Legenda Legii rozegrała 58 spotkań dla reprezentacji Polski, strzeliła 18 bramek. - Nie chodzi tylko o liczby, a przede wszystkim jego umiejętności techniczne, przyjęcie piłki, drybling. Od Lucka można było się wiele nauczyć. Świetny piłkarz - wspomina Lubański.
- Zapamiętam Lucka jako człowieka bardzo spokojnego i wyważonego, zarówno na murawie, jak i poza nią. Przyczynił się do tego, że inaczej patrzyłem na dyscyplinę i sposób, w jaki gram. Był piłkarzem znacznie bardziej doświadczonym ode mnie. Nie miałem oporów przed korzystaniem z jego pomysłów i podpowiedzi, chętnie to robiłem. Na pewno miał wpływ na rozwój mojej kariery - kontynuuje drugi strzelec wszech czasów reprezentacji Polski.

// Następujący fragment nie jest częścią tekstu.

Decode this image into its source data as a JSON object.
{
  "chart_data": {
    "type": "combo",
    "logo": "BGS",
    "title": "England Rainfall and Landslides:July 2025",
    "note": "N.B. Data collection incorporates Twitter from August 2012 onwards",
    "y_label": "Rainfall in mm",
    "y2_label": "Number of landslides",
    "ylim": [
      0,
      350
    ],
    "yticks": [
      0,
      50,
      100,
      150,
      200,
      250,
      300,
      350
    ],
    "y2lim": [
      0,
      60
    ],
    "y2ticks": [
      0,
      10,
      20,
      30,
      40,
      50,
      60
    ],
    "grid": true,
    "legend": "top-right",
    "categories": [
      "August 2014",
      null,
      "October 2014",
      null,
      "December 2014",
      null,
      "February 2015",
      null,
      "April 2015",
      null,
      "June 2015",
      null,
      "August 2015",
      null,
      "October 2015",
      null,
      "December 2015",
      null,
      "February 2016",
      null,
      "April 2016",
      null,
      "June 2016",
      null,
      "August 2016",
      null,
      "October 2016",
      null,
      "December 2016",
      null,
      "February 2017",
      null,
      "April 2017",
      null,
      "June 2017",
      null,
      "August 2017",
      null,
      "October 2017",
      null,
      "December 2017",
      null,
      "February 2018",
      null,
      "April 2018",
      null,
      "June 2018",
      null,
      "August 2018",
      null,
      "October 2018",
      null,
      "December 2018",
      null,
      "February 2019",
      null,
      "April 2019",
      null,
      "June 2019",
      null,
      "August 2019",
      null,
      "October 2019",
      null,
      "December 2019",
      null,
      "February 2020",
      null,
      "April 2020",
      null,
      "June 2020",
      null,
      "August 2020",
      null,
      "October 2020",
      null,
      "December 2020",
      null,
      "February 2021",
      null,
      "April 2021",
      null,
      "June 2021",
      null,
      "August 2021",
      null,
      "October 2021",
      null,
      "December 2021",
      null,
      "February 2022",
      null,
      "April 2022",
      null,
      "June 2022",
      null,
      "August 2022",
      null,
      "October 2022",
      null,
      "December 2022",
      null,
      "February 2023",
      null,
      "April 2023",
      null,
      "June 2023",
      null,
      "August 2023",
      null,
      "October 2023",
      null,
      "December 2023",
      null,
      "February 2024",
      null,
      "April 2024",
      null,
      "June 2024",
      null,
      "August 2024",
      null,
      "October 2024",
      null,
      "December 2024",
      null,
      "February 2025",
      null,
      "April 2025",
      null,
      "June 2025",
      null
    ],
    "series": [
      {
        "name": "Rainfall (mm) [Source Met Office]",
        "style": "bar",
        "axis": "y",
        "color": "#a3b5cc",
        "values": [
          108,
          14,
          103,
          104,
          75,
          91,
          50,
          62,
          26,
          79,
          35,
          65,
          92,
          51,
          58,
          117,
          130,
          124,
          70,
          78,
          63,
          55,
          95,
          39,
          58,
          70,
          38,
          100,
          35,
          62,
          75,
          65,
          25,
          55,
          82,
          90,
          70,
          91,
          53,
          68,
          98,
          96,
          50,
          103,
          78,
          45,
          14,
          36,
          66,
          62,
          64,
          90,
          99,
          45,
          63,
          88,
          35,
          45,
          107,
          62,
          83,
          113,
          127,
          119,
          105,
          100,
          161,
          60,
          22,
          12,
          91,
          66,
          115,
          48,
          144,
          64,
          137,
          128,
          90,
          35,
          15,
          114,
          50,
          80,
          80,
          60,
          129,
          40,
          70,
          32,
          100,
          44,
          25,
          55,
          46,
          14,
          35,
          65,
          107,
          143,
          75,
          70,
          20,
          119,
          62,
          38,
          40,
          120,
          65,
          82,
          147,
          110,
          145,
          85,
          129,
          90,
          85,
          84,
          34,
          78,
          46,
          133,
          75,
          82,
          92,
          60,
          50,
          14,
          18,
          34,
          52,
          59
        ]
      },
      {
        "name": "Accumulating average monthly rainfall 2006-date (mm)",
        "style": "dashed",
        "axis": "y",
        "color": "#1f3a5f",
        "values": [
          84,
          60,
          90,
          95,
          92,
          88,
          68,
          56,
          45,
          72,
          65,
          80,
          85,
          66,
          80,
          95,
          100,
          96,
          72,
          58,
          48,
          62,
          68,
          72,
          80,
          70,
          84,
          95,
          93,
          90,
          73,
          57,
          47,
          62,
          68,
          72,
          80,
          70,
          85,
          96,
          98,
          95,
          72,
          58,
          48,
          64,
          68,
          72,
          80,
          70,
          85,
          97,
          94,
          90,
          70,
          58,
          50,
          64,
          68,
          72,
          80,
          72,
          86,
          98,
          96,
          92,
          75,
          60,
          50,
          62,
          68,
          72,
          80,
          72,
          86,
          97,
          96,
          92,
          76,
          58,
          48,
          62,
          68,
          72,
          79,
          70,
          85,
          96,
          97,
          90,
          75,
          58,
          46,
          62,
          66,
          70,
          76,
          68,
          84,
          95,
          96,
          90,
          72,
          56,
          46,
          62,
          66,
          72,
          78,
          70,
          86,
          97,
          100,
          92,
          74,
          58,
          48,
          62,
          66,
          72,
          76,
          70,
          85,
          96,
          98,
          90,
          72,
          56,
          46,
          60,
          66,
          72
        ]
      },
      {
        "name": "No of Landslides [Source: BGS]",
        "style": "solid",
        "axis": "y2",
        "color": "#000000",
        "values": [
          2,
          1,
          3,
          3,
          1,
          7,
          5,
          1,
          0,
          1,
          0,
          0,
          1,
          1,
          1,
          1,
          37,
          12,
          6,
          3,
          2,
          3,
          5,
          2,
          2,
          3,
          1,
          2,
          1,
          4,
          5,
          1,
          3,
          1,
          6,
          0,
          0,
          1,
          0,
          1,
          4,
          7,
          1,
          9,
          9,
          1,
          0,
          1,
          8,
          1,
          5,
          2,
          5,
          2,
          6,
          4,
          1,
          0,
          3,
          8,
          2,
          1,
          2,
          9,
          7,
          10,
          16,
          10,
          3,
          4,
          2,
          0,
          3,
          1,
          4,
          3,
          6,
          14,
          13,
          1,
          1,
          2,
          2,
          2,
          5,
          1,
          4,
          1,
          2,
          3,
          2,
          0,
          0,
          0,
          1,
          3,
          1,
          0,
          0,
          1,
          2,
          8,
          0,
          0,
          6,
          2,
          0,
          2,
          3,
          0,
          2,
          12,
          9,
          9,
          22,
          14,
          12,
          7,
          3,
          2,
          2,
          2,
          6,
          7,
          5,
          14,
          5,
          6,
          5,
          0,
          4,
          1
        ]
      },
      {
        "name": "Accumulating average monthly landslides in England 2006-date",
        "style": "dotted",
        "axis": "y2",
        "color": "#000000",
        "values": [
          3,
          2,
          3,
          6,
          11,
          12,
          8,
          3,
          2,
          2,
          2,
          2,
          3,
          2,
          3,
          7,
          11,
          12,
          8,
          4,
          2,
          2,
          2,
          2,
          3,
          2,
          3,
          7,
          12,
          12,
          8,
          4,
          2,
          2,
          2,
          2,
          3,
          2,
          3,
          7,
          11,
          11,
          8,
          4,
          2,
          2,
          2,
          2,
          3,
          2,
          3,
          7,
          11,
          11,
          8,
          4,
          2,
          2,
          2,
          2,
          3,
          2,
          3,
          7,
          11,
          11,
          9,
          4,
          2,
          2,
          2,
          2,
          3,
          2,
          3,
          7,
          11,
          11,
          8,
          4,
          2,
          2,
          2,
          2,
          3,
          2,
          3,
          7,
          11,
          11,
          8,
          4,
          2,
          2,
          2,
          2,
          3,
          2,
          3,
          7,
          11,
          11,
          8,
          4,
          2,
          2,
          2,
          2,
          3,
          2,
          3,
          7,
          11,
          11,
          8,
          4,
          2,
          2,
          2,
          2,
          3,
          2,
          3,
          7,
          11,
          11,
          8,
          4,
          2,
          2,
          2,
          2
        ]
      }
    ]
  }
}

"Laury schodzą na drugi plan"
Brychczy pracował nieprzerwanie w Legii przez ponad 60 lat. Czterokrotnie zdobył mistrzostwo Polski.
Wciąż pozostaje drugim najskuteczniejszym strzelcem w historii Ekstraklasy ze 182 bramkami na koncie. Trzykrotnie kończył sezon z tytułem króla strzelców.
- Laury schodzą na drugi plan. Najsmutniejsze jest to, że odeszła bardzo ciepła i serdeczna osoba. Przede wszystkim nastawiona pozytywnie do życia. Zawsze był przyjazny w stosunku do młodych chłopaków, którzy dopiero wdrażali się do kadry. Sam przekonałem się o tym na własnej skórze, bo Lucek był dla mnie kimś w rodzaju przewodnika. Fantastyczny facet. Jego odejście to bardzo smutna wiadomość - wspomina.
Legendarni napastnicy w przeszłości mieli wiele okazji do spotkań. - W trakcie meczów na murawie, w szatni czy na rozmaitych spotkaniach związanych z dyscypliną - wylicza Lubański. - To jednak było lata temu. Wspomnień związanych z Luckiem mam naprawdę wiele i trudno wyselekcjonować mi jeden moment - dodaje były piłkarz Górnika Zabrze czy KSC Lokeren.
- Szczególnie wspominam natomiast jego pożegnanie na stadionie Legii Warszawa. Miałem wtedy okazję zejść z trybun i pogratulować mu bardzo udanej sportowej kariery. To było dla mnie wzruszające. Lucek na zawsze pozostanie w mojej pamięci, jak i wielu kibiców - podsumowuje Włodzimierz Lubański.